Судя по голосам, это пришли ее мама и маленький Мауни. Теперь я знаю, чем мне заняться. Вопрос только в том, окажется ли Мауни достаточно узким для того, чтоб я наконец кончил. Судя по голосу, да. Судя по всему, им пользовались всего четыре года. В смысле, голосом. Мауни входит в спальню. Кожа у него темная. Он говорит: «Хай!» Я отвечаю: «Хай!» Он подходит к постели, глядит испытующим взглядом. Из гостиной доносятся голоса Анны и ее мамы. Увидев презерватив, Мауни останавливается. Он спрашивает: «А сто это у тебя?» Я тяну за презерватив и говорю: «Это? Это презерватив». Он говорит; «Призирвати-ив?» Я говорю: «Да». Он спрашивает: «А засем он тебе?» Я отвечаю: «Ну, чтоб у тебя случайно не завелся братик или еще чего-нибудь…» Анна входит в спальню, замечает Мауни и берет его на руки. Ее мама заходит на порог. Мама (ц. 45 000) миловиднее, чем Анна В ее распоряжении было больше лет для того, чтобы стать миловиднее, чем Анна. Анна уводит Мауни и закрывает двери. Я остаюсь лежать. На водяном матрасе в западном районе столицы. Son of a dyke. Сбрасываю с себя одеяло и презерватив. Дрочу. Один в открытом море. Слабая качка. Рыбак в лодке. С ручным шнуром. Пока дрочу, думаю о маме в гостиной. Вижу, как передо мной покачивается ее лицо. Вижу густую красную помаду вокруг желтых, как слоновая кость, зубов. Представляю себе, как помада обхватывает мой член. Может, у старушки лучше выйдет? Так же, как яблочные пироги у нее выходят лучше? Я хочу маму. Billy Don’t Be a Неro.[257] Я встаю, выхожу в гостиную и ложусь на маму, сидящую на диване в своей юбке, жакете и шали.
Когда я наконец добрался до места, похороны уже начались. Это называют «капеллой», но на самом деле это бывшая больничная палата, из которой убрали кровати, чтобы сэкономить на системе здравоохранения. Умирать дешевле, чем рождаться. При этом экономится кислород.

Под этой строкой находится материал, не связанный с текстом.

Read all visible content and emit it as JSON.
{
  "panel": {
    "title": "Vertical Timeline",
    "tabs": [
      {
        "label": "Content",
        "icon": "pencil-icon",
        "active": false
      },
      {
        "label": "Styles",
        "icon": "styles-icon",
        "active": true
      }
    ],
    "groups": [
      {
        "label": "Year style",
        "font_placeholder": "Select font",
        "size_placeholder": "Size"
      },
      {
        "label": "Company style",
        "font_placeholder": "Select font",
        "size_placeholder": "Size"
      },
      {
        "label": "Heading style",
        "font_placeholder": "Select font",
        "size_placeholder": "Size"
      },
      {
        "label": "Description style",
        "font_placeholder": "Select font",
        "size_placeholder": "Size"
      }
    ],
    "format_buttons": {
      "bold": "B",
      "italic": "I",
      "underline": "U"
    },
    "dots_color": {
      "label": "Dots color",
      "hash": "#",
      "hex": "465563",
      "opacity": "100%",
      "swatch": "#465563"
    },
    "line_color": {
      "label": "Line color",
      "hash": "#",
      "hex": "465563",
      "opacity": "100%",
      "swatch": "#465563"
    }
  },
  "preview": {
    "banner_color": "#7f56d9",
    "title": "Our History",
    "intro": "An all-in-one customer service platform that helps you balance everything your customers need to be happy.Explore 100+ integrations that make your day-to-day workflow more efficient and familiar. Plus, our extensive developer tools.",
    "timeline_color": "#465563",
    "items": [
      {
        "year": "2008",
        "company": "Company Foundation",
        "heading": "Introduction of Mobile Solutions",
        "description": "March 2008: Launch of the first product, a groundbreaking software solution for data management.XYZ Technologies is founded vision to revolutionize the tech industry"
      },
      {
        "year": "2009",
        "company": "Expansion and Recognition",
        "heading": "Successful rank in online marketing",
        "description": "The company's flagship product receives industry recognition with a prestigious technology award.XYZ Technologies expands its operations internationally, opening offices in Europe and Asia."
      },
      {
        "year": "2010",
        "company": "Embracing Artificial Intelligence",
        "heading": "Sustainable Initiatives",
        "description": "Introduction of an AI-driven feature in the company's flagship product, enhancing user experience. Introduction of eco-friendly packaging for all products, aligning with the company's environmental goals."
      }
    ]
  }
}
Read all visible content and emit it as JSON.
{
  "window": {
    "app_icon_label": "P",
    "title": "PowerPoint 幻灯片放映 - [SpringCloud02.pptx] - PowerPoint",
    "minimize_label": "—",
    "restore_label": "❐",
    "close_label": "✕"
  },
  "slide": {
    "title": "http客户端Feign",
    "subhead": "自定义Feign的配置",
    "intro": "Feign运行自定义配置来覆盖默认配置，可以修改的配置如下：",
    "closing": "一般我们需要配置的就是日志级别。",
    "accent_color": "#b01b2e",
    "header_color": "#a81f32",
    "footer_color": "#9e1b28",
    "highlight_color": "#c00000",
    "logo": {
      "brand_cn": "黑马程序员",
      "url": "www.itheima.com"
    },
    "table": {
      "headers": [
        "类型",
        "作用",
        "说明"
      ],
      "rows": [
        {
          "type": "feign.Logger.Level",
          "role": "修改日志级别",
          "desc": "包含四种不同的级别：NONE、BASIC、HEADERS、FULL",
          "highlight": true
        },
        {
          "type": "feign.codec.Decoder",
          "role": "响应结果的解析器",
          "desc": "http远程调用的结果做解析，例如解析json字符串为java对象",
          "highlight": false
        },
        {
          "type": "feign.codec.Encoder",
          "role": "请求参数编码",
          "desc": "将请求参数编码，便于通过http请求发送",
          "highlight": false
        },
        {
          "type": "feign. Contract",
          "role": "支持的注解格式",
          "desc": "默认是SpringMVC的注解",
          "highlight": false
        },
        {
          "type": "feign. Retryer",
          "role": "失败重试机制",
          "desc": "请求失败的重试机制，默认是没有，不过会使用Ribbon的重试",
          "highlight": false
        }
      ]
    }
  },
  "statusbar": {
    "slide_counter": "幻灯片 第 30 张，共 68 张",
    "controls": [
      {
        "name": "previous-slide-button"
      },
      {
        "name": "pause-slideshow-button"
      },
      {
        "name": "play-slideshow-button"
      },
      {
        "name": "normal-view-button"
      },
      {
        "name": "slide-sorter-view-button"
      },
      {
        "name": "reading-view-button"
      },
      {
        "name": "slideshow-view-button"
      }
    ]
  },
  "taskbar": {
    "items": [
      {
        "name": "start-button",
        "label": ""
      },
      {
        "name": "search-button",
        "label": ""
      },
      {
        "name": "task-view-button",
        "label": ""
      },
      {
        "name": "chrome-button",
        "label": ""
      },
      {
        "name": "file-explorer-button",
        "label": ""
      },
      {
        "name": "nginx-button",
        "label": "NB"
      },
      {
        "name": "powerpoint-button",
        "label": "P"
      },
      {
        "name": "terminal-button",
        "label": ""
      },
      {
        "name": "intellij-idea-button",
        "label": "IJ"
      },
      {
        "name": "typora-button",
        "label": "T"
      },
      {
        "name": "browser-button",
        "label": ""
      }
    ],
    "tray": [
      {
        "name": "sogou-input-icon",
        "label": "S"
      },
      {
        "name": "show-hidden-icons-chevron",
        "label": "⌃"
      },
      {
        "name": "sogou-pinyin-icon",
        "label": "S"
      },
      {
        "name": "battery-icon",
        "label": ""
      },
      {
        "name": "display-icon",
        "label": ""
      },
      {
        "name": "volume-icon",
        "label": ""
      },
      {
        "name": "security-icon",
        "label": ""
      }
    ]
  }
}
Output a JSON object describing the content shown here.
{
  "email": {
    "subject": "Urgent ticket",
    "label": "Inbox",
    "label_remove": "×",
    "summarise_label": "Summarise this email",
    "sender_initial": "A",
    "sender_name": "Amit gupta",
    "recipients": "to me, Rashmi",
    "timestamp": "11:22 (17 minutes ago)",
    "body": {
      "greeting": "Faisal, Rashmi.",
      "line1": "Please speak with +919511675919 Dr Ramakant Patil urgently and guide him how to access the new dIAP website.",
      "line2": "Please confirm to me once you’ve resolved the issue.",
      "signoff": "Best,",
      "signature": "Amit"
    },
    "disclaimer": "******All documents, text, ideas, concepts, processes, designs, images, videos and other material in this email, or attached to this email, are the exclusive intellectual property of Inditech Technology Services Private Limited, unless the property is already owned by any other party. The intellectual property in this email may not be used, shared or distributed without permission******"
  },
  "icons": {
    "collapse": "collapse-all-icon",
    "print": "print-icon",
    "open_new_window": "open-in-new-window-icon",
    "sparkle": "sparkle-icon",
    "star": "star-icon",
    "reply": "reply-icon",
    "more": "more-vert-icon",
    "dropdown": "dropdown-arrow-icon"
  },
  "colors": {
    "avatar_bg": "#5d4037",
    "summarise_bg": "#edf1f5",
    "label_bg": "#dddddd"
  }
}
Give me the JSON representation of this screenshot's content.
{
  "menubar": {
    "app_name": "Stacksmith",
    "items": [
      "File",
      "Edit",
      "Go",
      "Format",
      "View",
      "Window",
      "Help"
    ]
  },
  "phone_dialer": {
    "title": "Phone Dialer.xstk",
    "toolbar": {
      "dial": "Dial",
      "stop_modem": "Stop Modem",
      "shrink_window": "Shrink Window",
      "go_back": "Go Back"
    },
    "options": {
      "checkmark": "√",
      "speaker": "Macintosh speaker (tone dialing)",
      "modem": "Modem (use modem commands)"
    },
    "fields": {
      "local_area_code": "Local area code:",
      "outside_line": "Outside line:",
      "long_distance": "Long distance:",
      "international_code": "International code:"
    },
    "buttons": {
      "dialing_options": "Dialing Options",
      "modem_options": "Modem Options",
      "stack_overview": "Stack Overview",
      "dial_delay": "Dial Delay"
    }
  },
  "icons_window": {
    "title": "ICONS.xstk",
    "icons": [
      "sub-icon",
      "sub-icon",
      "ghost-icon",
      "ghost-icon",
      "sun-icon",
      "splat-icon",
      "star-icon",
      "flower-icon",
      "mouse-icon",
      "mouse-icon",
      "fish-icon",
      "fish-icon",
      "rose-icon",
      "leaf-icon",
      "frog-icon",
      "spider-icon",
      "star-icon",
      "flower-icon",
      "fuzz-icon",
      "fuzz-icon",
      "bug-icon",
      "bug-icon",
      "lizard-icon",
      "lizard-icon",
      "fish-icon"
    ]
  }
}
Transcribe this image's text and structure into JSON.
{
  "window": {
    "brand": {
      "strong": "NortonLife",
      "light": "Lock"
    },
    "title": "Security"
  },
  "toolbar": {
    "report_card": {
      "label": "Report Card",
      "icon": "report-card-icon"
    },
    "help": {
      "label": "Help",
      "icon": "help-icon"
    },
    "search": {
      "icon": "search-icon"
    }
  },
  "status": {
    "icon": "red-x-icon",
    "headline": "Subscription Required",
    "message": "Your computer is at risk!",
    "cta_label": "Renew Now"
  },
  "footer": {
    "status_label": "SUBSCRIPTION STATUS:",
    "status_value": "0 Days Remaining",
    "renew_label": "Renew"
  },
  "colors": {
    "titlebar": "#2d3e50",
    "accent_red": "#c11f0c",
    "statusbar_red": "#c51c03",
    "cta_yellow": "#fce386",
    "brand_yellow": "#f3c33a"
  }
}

Мама, Лолла, Эльса, Магги, мальчики, папа со своей Сарой, Ваг(о)н со своей Тележкой, бабушка, а еще Эльсина подруга (ц. 60 000), которой я не знаю. Уже тут. Мама оборачивается и смотрит мне в глаза, не меняя выражения лица. У нее на лице это непоколебимое материнское выражение, неизменное, как почерк в записке на обороте конверта, которая ждала меня на кухонном столе, когда я пришел домой:
«Мы уехали на похороны. Начало в два часа, Крещенская капелла в Центральной больнице. Вход через родильное отделение. Б. С.».
Мой кайф кончился. Было клёво, стало блёво. Я сел в предпоследний ряд. Они все впереди. Хорошо, что я надел эту куртку. Гробик стоит на столе перед алтарем. Ишь ты, до чего дошли: таких — и хоронить: безымянных, нерожденных. Носишко едва наметился — а уже имеют право на персональные похороны, гроб и крест. Гробик не больше среднего аквариума. Полного околоплодной жидкости. Хотя нет… «Вход через родильное отделение». Что-то в этом есть…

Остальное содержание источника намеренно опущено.